How to Stay Productive While Working Remotely

  • Find a designated place to work in your home where you are best isolated from potentially distracting sounds and activity, and make sure everyone else in the house knows not to disturb you during work time. Also, think of where you situate yourself and how it will affect you; for example, do you function best in front of a window with sunlight streaming in, or are you prone to staring out it and getting lost in the view?
  • Create a plan with your family if you have a spouse, partner, and/or kids at home with you. This might include things like a schedule of when each adult is on child-care duty, who’s making lunch for everyone, when you can and can’t be disturbed, whether you and your significant other can work in the same room together, and so on.

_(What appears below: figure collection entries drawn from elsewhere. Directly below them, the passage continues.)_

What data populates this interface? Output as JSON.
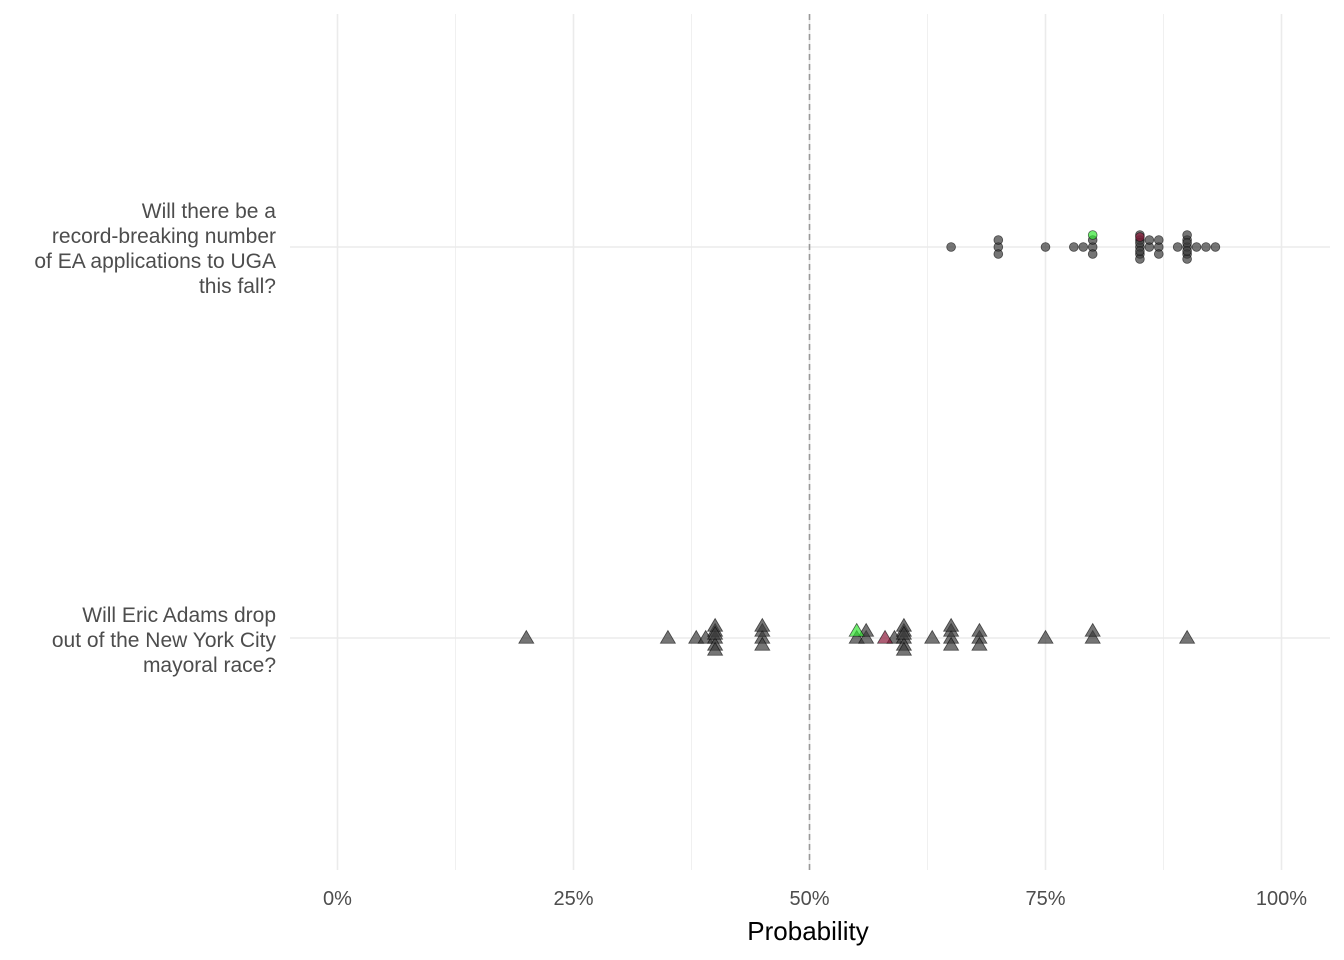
{
  "chart_data": {
    "type": "scatter",
    "xlabel": "Probability",
    "ylabel": "",
    "xlim": [
      0,
      100
    ],
    "x_ticks": [
      "0%",
      "25%",
      "50%",
      "75%",
      "100%"
    ],
    "x_tick_values": [
      0,
      25,
      50,
      75,
      100
    ],
    "reference_line": {
      "x": 50,
      "style": "dashed"
    },
    "grid": true,
    "legend": "none",
    "colors": {
      "point": "#3a3a3a",
      "highlight_green": "#33e633",
      "highlight_red": "#8b1a3a"
    },
    "questions": [
      {
        "label_lines": [
          "Will there be a",
          "record-breaking number",
          "of EA applications to UGA",
          "this fall?"
        ],
        "marker": "circle",
        "values": [
          65,
          70,
          70,
          70,
          75,
          78,
          79,
          80,
          80,
          80,
          85,
          85,
          85,
          85,
          85,
          85,
          85,
          86,
          86,
          87,
          87,
          87,
          89,
          90,
          90,
          90,
          90,
          90,
          90,
          90,
          91,
          92,
          93
        ],
        "highlights": [
          {
            "x": 80,
            "color": "green"
          },
          {
            "x": 85,
            "color": "red"
          }
        ]
      },
      {
        "label_lines": [
          "Will Eric Adams drop",
          "out of the New York City",
          "mayoral race?"
        ],
        "marker": "triangle",
        "values": [
          20,
          35,
          38,
          39,
          40,
          40,
          40,
          40,
          40,
          40,
          45,
          45,
          45,
          45,
          55,
          56,
          56,
          59,
          60,
          60,
          60,
          60,
          60,
          60,
          63,
          65,
          65,
          65,
          65,
          68,
          68,
          68,
          75,
          80,
          80,
          90
        ],
        "highlights": [
          {
            "x": 55,
            "color": "green"
          },
          {
            "x": 58,
            "color": "red"
          }
        ]
      }
    ]
  }
}
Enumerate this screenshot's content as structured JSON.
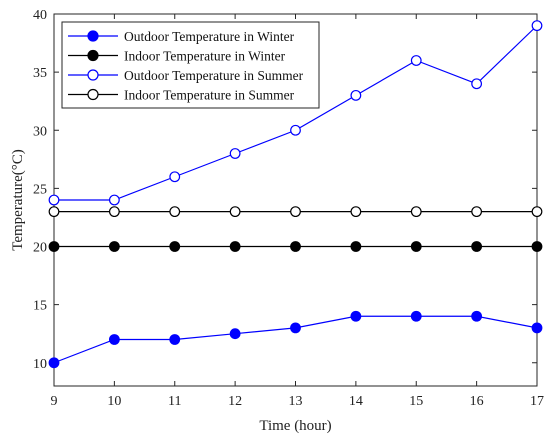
{
  "chart_data": {
    "type": "line",
    "xlabel": "Time (hour)",
    "ylabel": "Temperature(°C)",
    "xlim": [
      9,
      17
    ],
    "ylim": [
      8,
      40
    ],
    "x": [
      9,
      10,
      11,
      12,
      13,
      14,
      15,
      16,
      17
    ],
    "xticks": [
      9,
      10,
      11,
      12,
      13,
      14,
      15,
      16,
      17
    ],
    "yticks": [
      10,
      15,
      20,
      25,
      30,
      35,
      40
    ],
    "grid": false,
    "legend_position": "top-left",
    "series": [
      {
        "name": "Outdoor Temperature in Winter",
        "values": [
          10,
          12,
          12,
          12.5,
          13,
          14,
          14,
          14,
          13
        ],
        "color": "#0000ff",
        "marker": "filled-circle"
      },
      {
        "name": "Indoor Temperature in Winter",
        "values": [
          20,
          20,
          20,
          20,
          20,
          20,
          20,
          20,
          20
        ],
        "color": "#000000",
        "marker": "filled-circle"
      },
      {
        "name": "Outdoor Temperature in Summer",
        "values": [
          24,
          24,
          26,
          28,
          30,
          33,
          36,
          34,
          39
        ],
        "color": "#0000ff",
        "marker": "open-circle"
      },
      {
        "name": "Indoor Temperature in Summer",
        "values": [
          23,
          23,
          23,
          23,
          23,
          23,
          23,
          23,
          23
        ],
        "color": "#000000",
        "marker": "open-circle"
      }
    ]
  }
}
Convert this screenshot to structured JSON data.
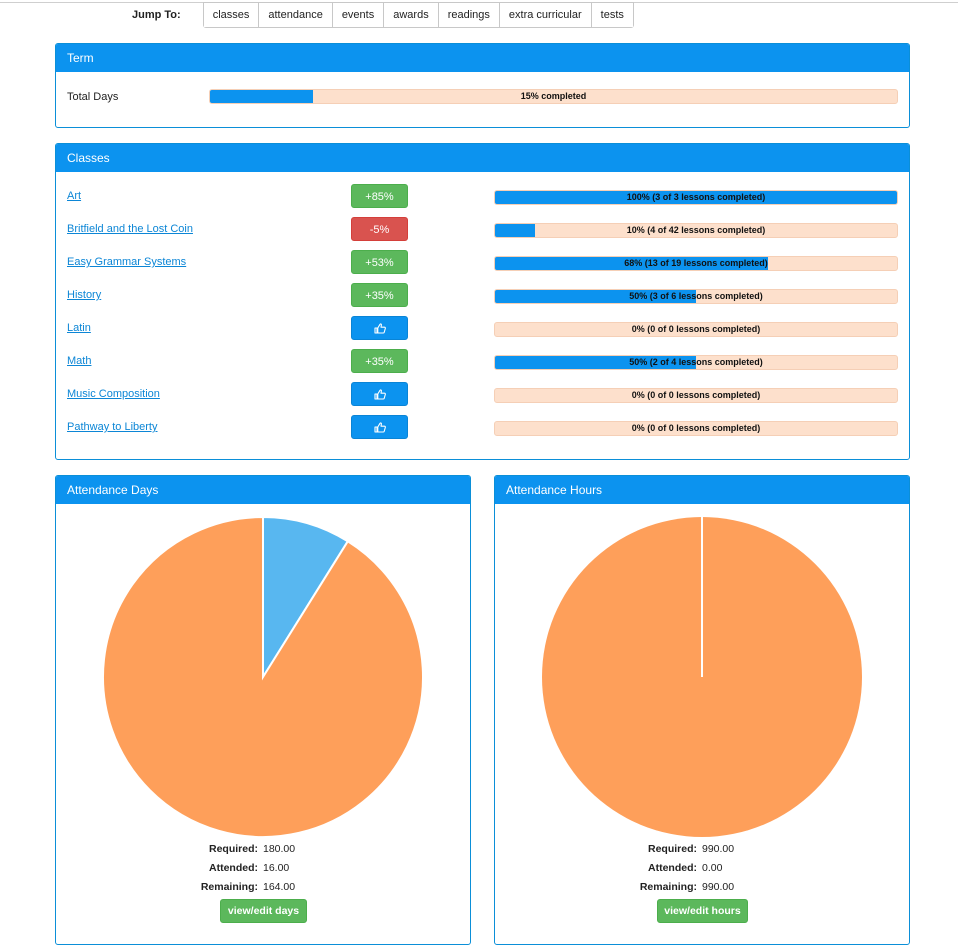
{
  "jump": {
    "label": "Jump To:",
    "tabs": [
      "classes",
      "attendance",
      "events",
      "awards",
      "readings",
      "extra curricular",
      "tests"
    ]
  },
  "term": {
    "title": "Term",
    "row_label": "Total Days",
    "progress": 0.15,
    "progress_text": "15% completed"
  },
  "classes": {
    "title": "Classes",
    "items": [
      {
        "name": "Art",
        "badge": "+85%",
        "badge_style": "green",
        "progress": 1.0,
        "progress_text": "100% (3 of 3 lessons completed)"
      },
      {
        "name": "Britfield and the Lost Coin",
        "badge": "-5%",
        "badge_style": "red",
        "progress": 0.1,
        "progress_text": "10% (4 of 42 lessons completed)"
      },
      {
        "name": "Easy Grammar Systems",
        "badge": "+53%",
        "badge_style": "green",
        "progress": 0.68,
        "progress_text": "68% (13 of 19 lessons completed)"
      },
      {
        "name": "History",
        "badge": "+35%",
        "badge_style": "green",
        "progress": 0.5,
        "progress_text": "50% (3 of 6 lessons completed)"
      },
      {
        "name": "Latin",
        "badge": "",
        "badge_icon": "thumbs-up-icon",
        "badge_style": "blue",
        "progress": 0.0,
        "progress_text": "0% (0 of 0 lessons completed)"
      },
      {
        "name": "Math",
        "badge": "+35%",
        "badge_style": "green",
        "progress": 0.5,
        "progress_text": "50% (2 of 4 lessons completed)"
      },
      {
        "name": "Music Composition",
        "badge": "",
        "badge_icon": "thumbs-up-icon",
        "badge_style": "blue",
        "progress": 0.0,
        "progress_text": "0% (0 of 0 lessons completed)"
      },
      {
        "name": "Pathway to Liberty",
        "badge": "",
        "badge_icon": "thumbs-up-icon",
        "badge_style": "blue",
        "progress": 0.0,
        "progress_text": "0% (0 of 0 lessons completed)"
      }
    ]
  },
  "attendance_days": {
    "title": "Attendance Days",
    "required_label": "Required:",
    "required": "180.00",
    "attended_label": "Attended:",
    "attended": "16.00",
    "remaining_label": "Remaining:",
    "remaining": "164.00",
    "button": "view/edit days"
  },
  "attendance_hours": {
    "title": "Attendance Hours",
    "required_label": "Required:",
    "required": "990.00",
    "attended_label": "Attended:",
    "attended": "0.00",
    "remaining_label": "Remaining:",
    "remaining": "990.00",
    "button": "view/edit hours"
  },
  "chart_data": [
    {
      "type": "pie",
      "categories": [
        "Attended",
        "Remaining"
      ],
      "values": [
        16,
        164
      ],
      "colors": [
        "#58b7f0",
        "#fe9f5a"
      ]
    },
    {
      "type": "pie",
      "categories": [
        "Attended",
        "Remaining"
      ],
      "values": [
        0,
        990
      ],
      "colors": [
        "#58b7f0",
        "#fe9f5a"
      ]
    }
  ],
  "colors": {
    "accent": "#0c93ef",
    "success": "#5cb85c",
    "danger": "#d9534f",
    "bar_track": "#fde0cc"
  }
}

  • Establish your schedule and stick to it. Be careful about getting sucked into work after your expected working hours. People can be especially prone to this when they’re eager to look like they’re on top of things because they’re working remotely. Log off, close the laptop, and do whatever it takes to create boundaries that prevent your work life from bleeding into your home life.

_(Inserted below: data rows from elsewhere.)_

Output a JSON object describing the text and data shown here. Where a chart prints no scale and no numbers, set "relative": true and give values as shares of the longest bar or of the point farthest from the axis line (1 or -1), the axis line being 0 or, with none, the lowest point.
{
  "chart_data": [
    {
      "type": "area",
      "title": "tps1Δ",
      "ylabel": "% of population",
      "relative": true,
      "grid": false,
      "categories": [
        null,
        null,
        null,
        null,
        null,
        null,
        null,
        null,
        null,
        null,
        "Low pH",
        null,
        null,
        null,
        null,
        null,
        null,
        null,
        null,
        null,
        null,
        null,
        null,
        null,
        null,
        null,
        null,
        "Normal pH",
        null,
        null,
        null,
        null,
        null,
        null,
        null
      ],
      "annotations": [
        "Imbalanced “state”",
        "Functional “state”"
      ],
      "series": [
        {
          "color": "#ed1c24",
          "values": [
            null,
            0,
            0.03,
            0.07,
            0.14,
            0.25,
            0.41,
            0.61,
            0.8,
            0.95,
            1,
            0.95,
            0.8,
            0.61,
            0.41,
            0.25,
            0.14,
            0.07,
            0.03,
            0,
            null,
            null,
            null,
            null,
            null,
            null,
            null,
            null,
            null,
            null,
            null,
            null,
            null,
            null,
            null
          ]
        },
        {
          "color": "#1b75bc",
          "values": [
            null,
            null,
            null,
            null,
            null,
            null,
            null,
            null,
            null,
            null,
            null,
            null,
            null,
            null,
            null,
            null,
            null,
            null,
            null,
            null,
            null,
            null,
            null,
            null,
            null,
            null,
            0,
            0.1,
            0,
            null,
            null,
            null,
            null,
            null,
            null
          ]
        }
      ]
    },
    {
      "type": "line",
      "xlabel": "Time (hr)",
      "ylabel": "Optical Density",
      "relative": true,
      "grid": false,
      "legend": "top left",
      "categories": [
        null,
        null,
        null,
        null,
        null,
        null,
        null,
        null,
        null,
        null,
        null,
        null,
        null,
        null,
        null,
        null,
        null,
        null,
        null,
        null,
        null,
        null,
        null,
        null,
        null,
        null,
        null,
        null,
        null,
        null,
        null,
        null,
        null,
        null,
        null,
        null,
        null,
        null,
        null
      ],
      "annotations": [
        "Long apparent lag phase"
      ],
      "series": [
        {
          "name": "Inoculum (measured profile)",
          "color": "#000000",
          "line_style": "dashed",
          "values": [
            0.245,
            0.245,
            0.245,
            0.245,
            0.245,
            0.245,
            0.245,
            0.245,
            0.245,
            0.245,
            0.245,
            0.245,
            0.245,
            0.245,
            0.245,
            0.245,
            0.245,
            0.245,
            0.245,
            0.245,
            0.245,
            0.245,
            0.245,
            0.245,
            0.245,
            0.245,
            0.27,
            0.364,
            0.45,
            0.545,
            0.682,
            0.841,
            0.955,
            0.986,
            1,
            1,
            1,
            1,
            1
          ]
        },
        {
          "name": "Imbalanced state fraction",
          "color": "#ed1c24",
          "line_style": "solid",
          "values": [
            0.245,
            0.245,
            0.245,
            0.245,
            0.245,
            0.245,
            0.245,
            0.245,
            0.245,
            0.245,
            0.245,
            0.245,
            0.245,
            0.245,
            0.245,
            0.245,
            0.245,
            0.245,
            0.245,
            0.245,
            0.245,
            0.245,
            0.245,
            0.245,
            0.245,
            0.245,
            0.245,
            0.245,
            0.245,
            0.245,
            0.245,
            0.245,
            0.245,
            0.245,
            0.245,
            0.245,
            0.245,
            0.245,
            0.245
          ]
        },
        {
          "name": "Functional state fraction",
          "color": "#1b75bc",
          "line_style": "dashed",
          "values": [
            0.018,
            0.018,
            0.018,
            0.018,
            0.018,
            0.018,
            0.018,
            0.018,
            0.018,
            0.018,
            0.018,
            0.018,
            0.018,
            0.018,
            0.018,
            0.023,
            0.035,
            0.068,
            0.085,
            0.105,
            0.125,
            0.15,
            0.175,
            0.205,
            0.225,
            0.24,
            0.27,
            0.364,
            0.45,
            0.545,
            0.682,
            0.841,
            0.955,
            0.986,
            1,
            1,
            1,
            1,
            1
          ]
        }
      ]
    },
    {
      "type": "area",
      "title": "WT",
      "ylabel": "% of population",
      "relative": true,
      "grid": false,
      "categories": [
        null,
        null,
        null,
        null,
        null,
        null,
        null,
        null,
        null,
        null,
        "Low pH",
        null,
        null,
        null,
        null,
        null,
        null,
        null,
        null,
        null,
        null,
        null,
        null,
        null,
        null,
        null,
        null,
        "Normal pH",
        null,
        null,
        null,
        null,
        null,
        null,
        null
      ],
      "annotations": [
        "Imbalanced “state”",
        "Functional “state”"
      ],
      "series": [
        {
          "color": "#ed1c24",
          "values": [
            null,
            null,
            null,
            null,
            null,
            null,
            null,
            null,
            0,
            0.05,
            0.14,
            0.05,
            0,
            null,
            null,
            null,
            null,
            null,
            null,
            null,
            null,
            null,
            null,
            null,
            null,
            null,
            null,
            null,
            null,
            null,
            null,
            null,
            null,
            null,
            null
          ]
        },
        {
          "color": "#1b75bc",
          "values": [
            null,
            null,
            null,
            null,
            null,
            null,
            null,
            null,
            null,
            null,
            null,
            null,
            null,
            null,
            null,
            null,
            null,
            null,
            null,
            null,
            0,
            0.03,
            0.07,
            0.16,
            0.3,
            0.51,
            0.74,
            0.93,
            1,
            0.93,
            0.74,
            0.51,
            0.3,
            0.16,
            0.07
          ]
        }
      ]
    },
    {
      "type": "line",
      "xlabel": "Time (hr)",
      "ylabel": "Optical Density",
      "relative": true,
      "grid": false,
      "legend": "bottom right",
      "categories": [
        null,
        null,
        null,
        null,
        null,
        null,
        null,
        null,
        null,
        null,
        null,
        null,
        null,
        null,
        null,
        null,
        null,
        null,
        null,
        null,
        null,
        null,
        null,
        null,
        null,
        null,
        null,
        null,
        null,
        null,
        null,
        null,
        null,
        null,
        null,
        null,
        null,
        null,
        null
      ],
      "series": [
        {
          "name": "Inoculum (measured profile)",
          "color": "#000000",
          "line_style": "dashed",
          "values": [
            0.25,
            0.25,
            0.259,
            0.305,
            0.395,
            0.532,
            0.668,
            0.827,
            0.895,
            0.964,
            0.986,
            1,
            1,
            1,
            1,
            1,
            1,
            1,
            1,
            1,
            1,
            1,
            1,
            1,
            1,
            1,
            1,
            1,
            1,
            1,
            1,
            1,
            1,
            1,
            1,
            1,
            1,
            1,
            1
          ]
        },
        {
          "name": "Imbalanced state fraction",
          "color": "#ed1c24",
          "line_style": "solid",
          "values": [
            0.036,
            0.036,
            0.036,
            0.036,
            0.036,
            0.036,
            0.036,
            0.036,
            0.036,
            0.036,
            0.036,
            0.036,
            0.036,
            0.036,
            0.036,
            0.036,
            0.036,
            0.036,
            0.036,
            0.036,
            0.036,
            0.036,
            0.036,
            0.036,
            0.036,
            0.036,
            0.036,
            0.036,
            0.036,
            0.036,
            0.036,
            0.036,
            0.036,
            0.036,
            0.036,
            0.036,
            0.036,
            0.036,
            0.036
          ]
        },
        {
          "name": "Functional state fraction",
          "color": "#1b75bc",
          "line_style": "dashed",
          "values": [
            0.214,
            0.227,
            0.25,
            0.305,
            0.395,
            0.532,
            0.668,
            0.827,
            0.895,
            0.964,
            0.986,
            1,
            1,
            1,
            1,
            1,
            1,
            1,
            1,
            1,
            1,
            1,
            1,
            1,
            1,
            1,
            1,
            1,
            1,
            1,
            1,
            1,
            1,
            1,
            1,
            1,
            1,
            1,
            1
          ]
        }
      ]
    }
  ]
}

  • Set timers so you know when it’s time to start and stop working. It’s easier to lose track of time without the cues around you that exist in the workplace. This includes timers that tell you when it’s time to have lunch or take breaks; see the next tip.
  • Take breaks during the day. Working straight through the day without pause deprives you of chances to stretch, clear your head, and return to your tasks refreshed with more energy and renewed focus. Spend at least a few minutes out side here and there.
  • Get dressed for work. Sure, working in your pajamas or underwear is the cliché about one of the best parts of working from home, but it prevents a lot of people from successfully getting into the right mindset. If you struggle to start working or to be productive and haven’t been getting dressed, give it a shot.
  • Maintain a prioritized to-do list each day to help keep you on track and prevent you from feeling overwhelmed.
  • Eat in the kitchen, not at your desk. It’s helpful to keep your work space dedicated to work. Plus, it’s easy to get distracted for an extended time if you’re sitting there using the internet recreationally or playing a game while you’re eating.
  • Keep your desk and the surround area of your work space free of clutter.
  • Keep online distractions like Facebook, Twitter, news pages, etc. closed while you’re working. These easily pull your attention away and suck up more time than you realize. There’s none of the inherent accountability at home that comes from possibly having co-workers or your boss seeing you off-task.
  • Close your email and turn off your phone notifications and computer alerts while you need to focus.
  • Rediscover the lost practice of making phone calls when you need to speak to someone. This is often more efficient than sending emails, texts, or other messages back and forth, and it keeps you from having to watch for notifications.
  • Use a dedicated work-only browser if your usual browser has bookmarks, open tabs, notifications, add-ons, or other potential distractions.
  • Don’t try watching TV while you’re working. If background music helps you work, go for it; if it’s distracting, keep it off even though you may be enjoying the freedom to blast it.
  • Take good care of yourself and be attentive to your personal life once work time is over for the day.